Collections not for keeping
These are different; they are made to be passed on, not hoarded or held.
Tom could see "a world in a grain of sand." An English teacher in addition to being a sand maven, Tom collected sand with a little help from his students. Knowing of his collection, they would return from vacations with small vials of the precious granules from various beaches around the country and the world.
Tom bottled all contributions and added them to his collection, which eventually incorporated the stuff of beaches from the Atlantic to the Mediterranean and back via the Pacific. I added crucial sand from Scotland, missing from his inventory.
Tom labeled the containers and lined them up in a siliceous color spectrum from white to beige, and textures from freshly ground pepper to sugar. But unlike philatelists or lepidopterists or numismatists, Tom's collection left much to the imagination. Thank goodness.
One had to extract the complementary sounds of surf and sea gulls from his Maine vials; the images of sandpipers scurrying ahead of the tide encapsulated in his Sanibel Island (Fla.) vial; the bleak North Sea wind was brought to you by sand from Scotland.
Sand is surely one of the oldest of artifacts. It is the raw material of these ephemeral fantasies, as well as the enduring cathedral window, the intertidal castle, or more prosaic mortar. Even a tiny vial of sand can't help but invoke thoughts of palm trees, footprints, bare feet. Sand is always found in nice places.
I needn't take up space with all of the metaphorical uses of sand.
Tom's collection inspired me to keep natural artifacts of my travels, whether from a leisurely paddle to the island across the river or from a jet flight to another country. It's important to bring something back from unfamiliar places. And any walk around the block, taken in the spirit of Thoreau, is an investigation of an unfamiliar place.
I started my own collection of sand, but as I rarely found myself on exotic beaches, the practice ended in California with a single jam jar of Malibu's finest. During January in Maine, it was capable of inducing warm thoughts of surfing and lolling in the sun on the famous beach. But with little chance of growing beyond Malibu, this collection stalled out.
I passed along the grains of bleached surfer-dude beach to a friend as a silly Christmas present. Perhaps it has seeded some kind of a collection for him?
I moved up the evolutionary chain from sands to rocks, but clung to the shore as the requisite artifact zone. Collections need parameters. When we lived in Chicago, my office "in box" brimmed with evocative stones gleaned from various fields and shores - from Lake Michigan and up and down the East Coast.

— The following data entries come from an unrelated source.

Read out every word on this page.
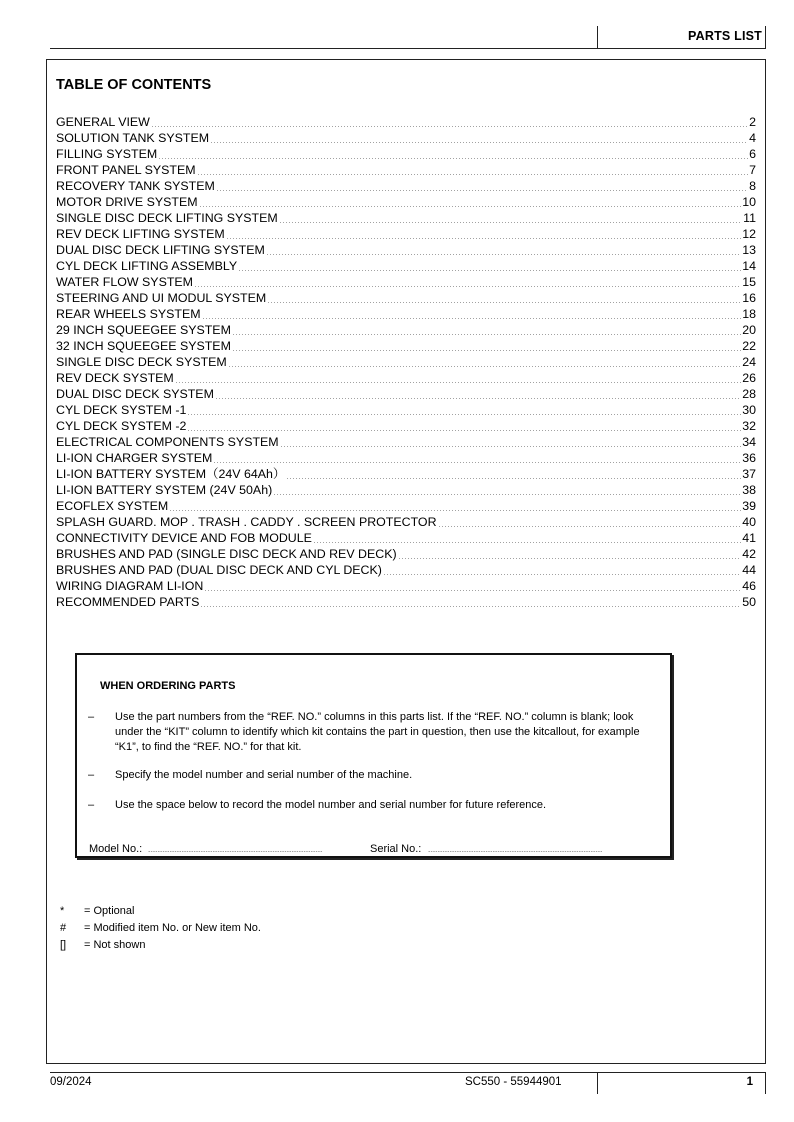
PARTS LIST
TABLE OF CONTENTS
GENERAL VIEW	2
SOLUTION TANK SYSTEM	4
FILLING SYSTEM	6
FRONT PANEL SYSTEM	7
RECOVERY TANK SYSTEM	8
MOTOR DRIVE SYSTEM	10
SINGLE DISC DECK LIFTING SYSTEM	11
REV DECK LIFTING SYSTEM	12
DUAL DISC DECK LIFTING SYSTEM	13
CYL DECK LIFTING ASSEMBLY	14
WATER FLOW SYSTEM	15
STEERING AND UI MODUL SYSTEM	16
REAR WHEELS SYSTEM	18
29 INCH SQUEEGEE SYSTEM	20
32 INCH SQUEEGEE SYSTEM	22
SINGLE DISC DECK SYSTEM	24
REV DECK SYSTEM	26
DUAL DISC DECK SYSTEM	28
CYL DECK SYSTEM -1	30
CYL DECK SYSTEM -2	32
ELECTRICAL COMPONENTS SYSTEM	34
LI-ION CHARGER SYSTEM	36
LI-ION BATTERY SYSTEM（24V 64Ah）	37
LI-ION BATTERY SYSTEM (24V 50Ah)	38
ECOFLEX SYSTEM	39
SPLASH GUARD. MOP . TRASH . CADDY . SCREEN PROTECTOR	40
CONNECTIVITY DEVICE AND FOB MODULE	41
BRUSHES AND PAD (SINGLE DISC DECK AND REV DECK)	42
BRUSHES AND PAD (DUAL DISC DECK AND CYL DECK)	44
WIRING DIAGRAM LI-ION	46
RECOMMENDED PARTS	50
WHEN ORDERING PARTS
– Use the part numbers from the “REF. NO.” columns in this parts list. If the “REF. NO.” column is blank; look under the “KIT” column to identify which kit contains the part in question, then use the kitcallout, for example “K1”, to find the “REF. NO.” for that kit.
– Specify the model number and serial number of the machine.
– Use the space below to record the model number and serial number for future reference.
Model No.:	Serial No.:
* = Optional
# = Modified item No. or New item No.
[] = Not shown
09/2024	SC550 - 55944901	1
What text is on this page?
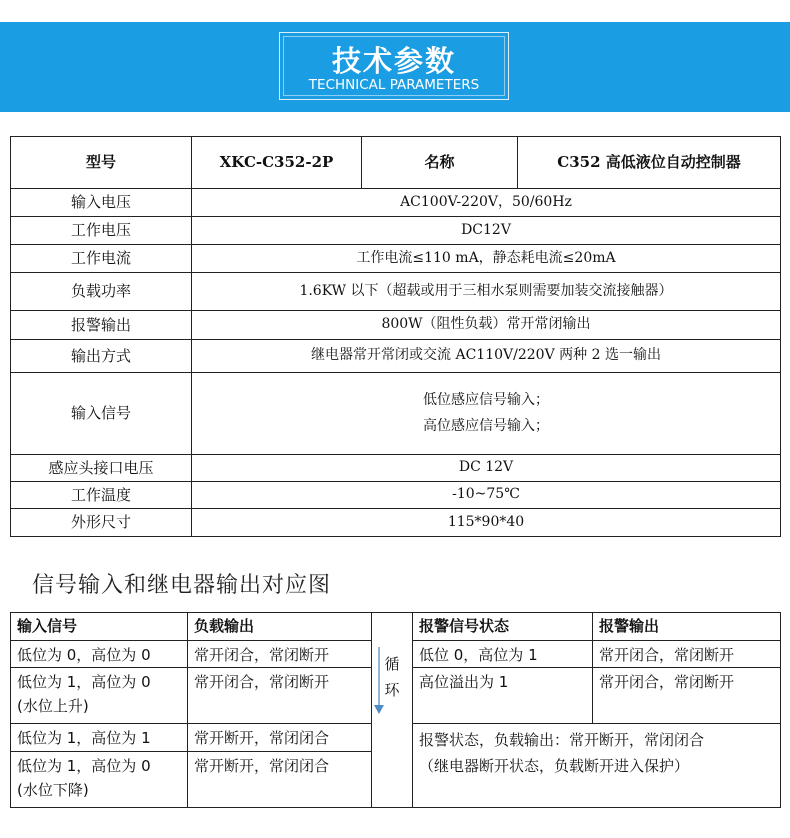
技术参数
TECHNICAL PARAMETERS
型号	XKC-C352-2P	名称	C352 高低液位自动控制器
输入电压	AC100V-220V，50/60Hz		
工作电压	DC12V		
工作电流	工作电流≤110 mA，静态耗电流≤20mA		
负载功率	1.6KW 以下（超载或用于三相水泵则需要加装交流接触器）		
报警输出	800W（阻性负载）常开常闭输出		
输出方式	继电器常开常闭或交流 AC110V/220V 两种 2 选一输出		
输入信号	低位感应信号输入；
高位感应信号输入；		

感应头接口电压	DC 12V		
工作温度	-10~75℃		
外形尺寸	115*90*40		
信号输入和继电器输出对应图
输入信号	负载输出		报警信号状态	报警输出
低位为 0，高位为 0	常开闭合，常闭断开	循环	低位 0，高位为 1	常开闭合，常闭断开

低位为 1，高位为 0
(水位上升)	常开闭合，常闭断开		高位溢出为 1	常开闭合，常闭断开
低位为 1，高位为 1	常开断开，常闭闭合		报警状态，负载输出：常开断开，常闭闭合
（继电器断开状态，负载断开进入保护）	

低位为 1，高位为 0
(水位下降)	常开断开，常闭闭合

For instance, the smooth purplish lumps from a friend's pebbled shore in Nahant, Mass., always reminded me of our evening spent casting from the rocks and catching bluefish. And there were diverse Maine stones: smooth granite from West Grand Lake, special pebbles with unique tidal carvings from various coves on Penobscot Bay, each a reminder of a canoe trip or beachcombing.
This collection weighed down many a summer suitcase riding the luggage carousel at O'Hare, as we returned home from vacation.
I wised up. I gave away my rock collection to my school colleagues when we moved. Each rock, once an artifact of my days next to bodies of water, became an artifact of friendship, collegiality, and years of rapport.
I switched to driftwood, nature's "found" sculpture. Even a humble branch or cedar stump, salted and sanded over the winter into smooth, writhing shapes, can evoke recollections of time on the shore as well as fantastical projections. Like cloud gazing, finding abstract shapes in driftwood makes art out of happenstance.
Driftwood, too, makes an excellent present. When I gave my friend Paul a particularly exquisite gnarled lump, he saw the dancer in it right away, and hung it above his desk to float.
Crow feathers came next. Crows abound in our town, and their feathers drift down daily from their elm-canopy aeries. I pick them out of the grass and add them to the collection can, a large bouquet of delicate, black "lift." Last summer, I had enough to give a friend 50 feathers, one for each year, for her birthday.
I've decided that such collections are different from most and generate a different philosophy and practice. They are made to be passed on, in the same manner they arrived, not hoarded or held.
The sand, stones, driftwood, or feathers have arrived by currents of water or air, and they move on to their next collector in a similar current. They become the currency of special tidings, a signifier of connection, a one-of-a-kind artifact of friendship.